To quote the B'ob again, in order to comprehend our metacosmic egosystem, "we must read the fine print represented by Life itself, not just the large-print, condensed version produced by physics" for the consumption of cardiomyopic flatlanders.

I mean, I just don't see how one gets from non-life to Life in any other way: "Alexander argues that matter and space are not 'dead' but possess degrees of life..." (Caldecott). Only because the cosmos is already a field-like structure can we have the field-like structure of life -- which again forms a field in space and time.

Temporal glue. That's what life is. Regular glue only holds together things in proximity, but temporal glue holds together everytime from embryo to old man. And transtemporal glue affixes the latter timestream to O. Come to think of it, you could say the Trinity is a kind of dynamic glue, the glue being a very frisky love eternal.

9 comments:

julie said...

That doesn't mean he didn't grieve -- even Jesus cries at Lazarus's grave -- but it does mean that the ingression of divine Love and Recollection assured him that somehow everything was going to be alright in the end.

In my recent readings, going back to the story of David I was struck by how he dealt with the loss of the first son born to Bathsheba:

21 His attendants asked him, “Why are you acting this way? While the child was alive, you fasted and wept, but now that the child is dead, you get up and eat!”

22 He answered, “While the child was still alive, I fasted and wept. I thought, ‘Who knows? The Lord may be gracious to me and let the child live.’ 23 But now that he is dead, why should I go on fasting? Can I bring him back again? I will go to him, but he will not return to me.”


"I will go to him..."
Everything will be alright, in the end.

***

It seems like Mushroom's post today is relevant, as well.

Kurt said...

Coming home one night from dinner my wife and I found our house had been burglarized.
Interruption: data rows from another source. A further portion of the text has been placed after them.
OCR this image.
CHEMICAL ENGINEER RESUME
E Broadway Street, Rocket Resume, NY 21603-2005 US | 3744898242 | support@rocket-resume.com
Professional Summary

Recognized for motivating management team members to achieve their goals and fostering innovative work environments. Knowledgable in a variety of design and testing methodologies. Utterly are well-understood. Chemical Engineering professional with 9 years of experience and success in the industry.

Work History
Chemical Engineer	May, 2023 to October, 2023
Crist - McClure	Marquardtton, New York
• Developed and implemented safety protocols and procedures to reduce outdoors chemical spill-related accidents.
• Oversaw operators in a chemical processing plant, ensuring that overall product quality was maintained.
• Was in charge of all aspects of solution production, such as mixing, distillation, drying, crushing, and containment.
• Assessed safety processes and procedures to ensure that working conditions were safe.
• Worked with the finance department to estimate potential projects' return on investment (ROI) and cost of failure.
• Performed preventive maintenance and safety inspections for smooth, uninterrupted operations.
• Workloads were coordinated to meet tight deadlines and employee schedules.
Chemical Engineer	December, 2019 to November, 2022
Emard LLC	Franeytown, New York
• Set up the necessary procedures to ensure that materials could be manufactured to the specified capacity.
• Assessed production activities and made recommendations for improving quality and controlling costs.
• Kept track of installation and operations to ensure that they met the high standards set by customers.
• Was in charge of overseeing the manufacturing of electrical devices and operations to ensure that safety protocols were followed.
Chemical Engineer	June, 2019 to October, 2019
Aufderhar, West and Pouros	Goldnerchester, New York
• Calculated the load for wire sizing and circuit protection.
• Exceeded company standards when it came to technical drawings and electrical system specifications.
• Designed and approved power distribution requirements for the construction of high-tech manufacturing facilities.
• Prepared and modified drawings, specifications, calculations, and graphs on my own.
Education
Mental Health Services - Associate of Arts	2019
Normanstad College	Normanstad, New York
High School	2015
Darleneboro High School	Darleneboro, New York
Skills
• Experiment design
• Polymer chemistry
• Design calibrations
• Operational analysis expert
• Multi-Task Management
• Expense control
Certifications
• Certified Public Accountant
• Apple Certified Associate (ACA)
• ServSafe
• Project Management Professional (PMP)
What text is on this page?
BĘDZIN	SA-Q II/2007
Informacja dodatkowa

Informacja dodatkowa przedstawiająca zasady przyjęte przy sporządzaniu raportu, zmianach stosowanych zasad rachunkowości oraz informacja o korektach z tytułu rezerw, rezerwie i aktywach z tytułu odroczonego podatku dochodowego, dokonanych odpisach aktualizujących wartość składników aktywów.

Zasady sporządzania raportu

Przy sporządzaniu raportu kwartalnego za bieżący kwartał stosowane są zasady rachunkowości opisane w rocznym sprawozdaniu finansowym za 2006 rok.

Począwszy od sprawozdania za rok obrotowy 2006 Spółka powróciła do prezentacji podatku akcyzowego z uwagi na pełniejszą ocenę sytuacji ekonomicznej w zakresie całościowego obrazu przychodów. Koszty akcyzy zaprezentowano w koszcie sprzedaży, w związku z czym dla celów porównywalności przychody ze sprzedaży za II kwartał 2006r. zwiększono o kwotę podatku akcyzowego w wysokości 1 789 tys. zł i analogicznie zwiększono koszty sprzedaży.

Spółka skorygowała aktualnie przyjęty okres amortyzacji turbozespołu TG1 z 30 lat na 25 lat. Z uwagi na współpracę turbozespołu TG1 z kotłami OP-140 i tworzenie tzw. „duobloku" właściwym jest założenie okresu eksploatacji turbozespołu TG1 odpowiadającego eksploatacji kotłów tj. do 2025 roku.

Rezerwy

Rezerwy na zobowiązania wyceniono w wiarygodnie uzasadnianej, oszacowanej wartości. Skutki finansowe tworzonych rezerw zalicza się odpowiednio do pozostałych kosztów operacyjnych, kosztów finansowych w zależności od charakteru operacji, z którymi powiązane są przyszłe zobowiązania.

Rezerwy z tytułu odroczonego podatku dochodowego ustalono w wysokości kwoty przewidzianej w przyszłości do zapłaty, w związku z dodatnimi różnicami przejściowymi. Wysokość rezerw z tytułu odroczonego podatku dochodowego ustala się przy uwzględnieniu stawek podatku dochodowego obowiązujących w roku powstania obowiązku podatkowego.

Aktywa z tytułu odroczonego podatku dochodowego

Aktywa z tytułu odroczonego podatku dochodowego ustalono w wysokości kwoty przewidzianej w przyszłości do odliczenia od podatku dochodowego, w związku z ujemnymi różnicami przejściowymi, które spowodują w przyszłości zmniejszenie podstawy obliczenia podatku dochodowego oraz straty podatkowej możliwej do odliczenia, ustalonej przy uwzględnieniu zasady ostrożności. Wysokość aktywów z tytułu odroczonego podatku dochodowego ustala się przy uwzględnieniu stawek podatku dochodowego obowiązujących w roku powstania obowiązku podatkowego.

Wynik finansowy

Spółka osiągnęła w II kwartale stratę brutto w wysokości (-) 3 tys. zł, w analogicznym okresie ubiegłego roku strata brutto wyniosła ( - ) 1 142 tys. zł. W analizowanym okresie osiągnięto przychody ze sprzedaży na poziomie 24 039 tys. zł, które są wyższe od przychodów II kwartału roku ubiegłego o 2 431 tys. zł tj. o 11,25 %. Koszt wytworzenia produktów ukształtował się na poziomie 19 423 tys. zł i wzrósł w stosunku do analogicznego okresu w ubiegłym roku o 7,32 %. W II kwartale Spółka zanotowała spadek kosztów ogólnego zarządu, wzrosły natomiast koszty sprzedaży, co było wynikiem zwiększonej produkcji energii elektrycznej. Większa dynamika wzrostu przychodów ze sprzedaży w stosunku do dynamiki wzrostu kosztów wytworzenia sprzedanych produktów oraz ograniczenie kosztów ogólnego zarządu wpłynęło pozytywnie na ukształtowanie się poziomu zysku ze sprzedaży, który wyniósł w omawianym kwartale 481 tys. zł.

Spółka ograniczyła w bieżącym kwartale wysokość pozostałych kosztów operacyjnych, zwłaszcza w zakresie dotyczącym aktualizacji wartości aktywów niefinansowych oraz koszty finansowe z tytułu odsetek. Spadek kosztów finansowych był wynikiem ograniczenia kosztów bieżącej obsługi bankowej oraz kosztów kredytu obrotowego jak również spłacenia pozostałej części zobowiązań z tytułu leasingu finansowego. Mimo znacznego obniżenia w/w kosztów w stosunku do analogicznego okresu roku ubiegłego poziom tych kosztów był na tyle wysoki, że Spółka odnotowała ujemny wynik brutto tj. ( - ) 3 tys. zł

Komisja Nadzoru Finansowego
I was about to panic but as I walked through the door into our ransacked home this thought came to me, 'Kurt, you have lost none of your treasure.' Then panic fled and I had peace inside the pain.

The life we have in Him is the only real life there is to be had. And as it grows in us hope grows, too:
"God did this so that, by two unchangeable things in which it is impossible for God to lie, we who have fled to take hold of the hope set before us may be greatly encouraged. We have this hope as an anchor for the soul, firm and secure." (Heb 6:18-19

What a comfort is His precious Love!

mushroom said...

Life Itself is not, and cannot be, just a highly improbable concentration of local complexity in defiance of Big Entropy

That makes sense to me that anti-entropy is operating throughout.

mushroom said...

Great story, Kurt.

Open Trench said...

Great story, Kurt. The Zen masters say there is nothing to gain or lose, so relax and love.

Easy to say, hard to live by...because human nature being what it is.

It is a funny thing we are caught up in.

If you were God, why manifest anything at all? Why go to the trouble? It must be more interesting than not manifesting.

Or God may feel some other impulsion to manifest.

It actually doesn't matter. Tune in, turn on, and show love. Now you with the program.

ge said...

On the topic of LIFE-
I want to live in a world where not only does Dog spell God backwards...but the French word for God is Neihc, and the Spanish is Orrep, etc!
what a wunnderful world it'd be

Kurt said...

Why did God create anything? It may be as simple as 'sharing the love'. The lover must have his beloved, and since God IS love it was a necessity that He chose to embrace...well, Schuon says it much better than I in 'Survey of Metaphysics and Esoterism'. But how wonderful to be His beloved...

ted said...

God is certainly manifesting something.

julie said...

Ted, that's a neat demonstration. It's a wave and a pulse!

It's amazing how each frequency has a specific shape. Even moreso if you consider that the experiment shows only a flat, 2d slice of what is in truth a 3d projection radiating outward from the source of the sound. So the arrays that appear to be lines and circles actually represent boundaries of invisible shapes. Kind of like an MRI slice.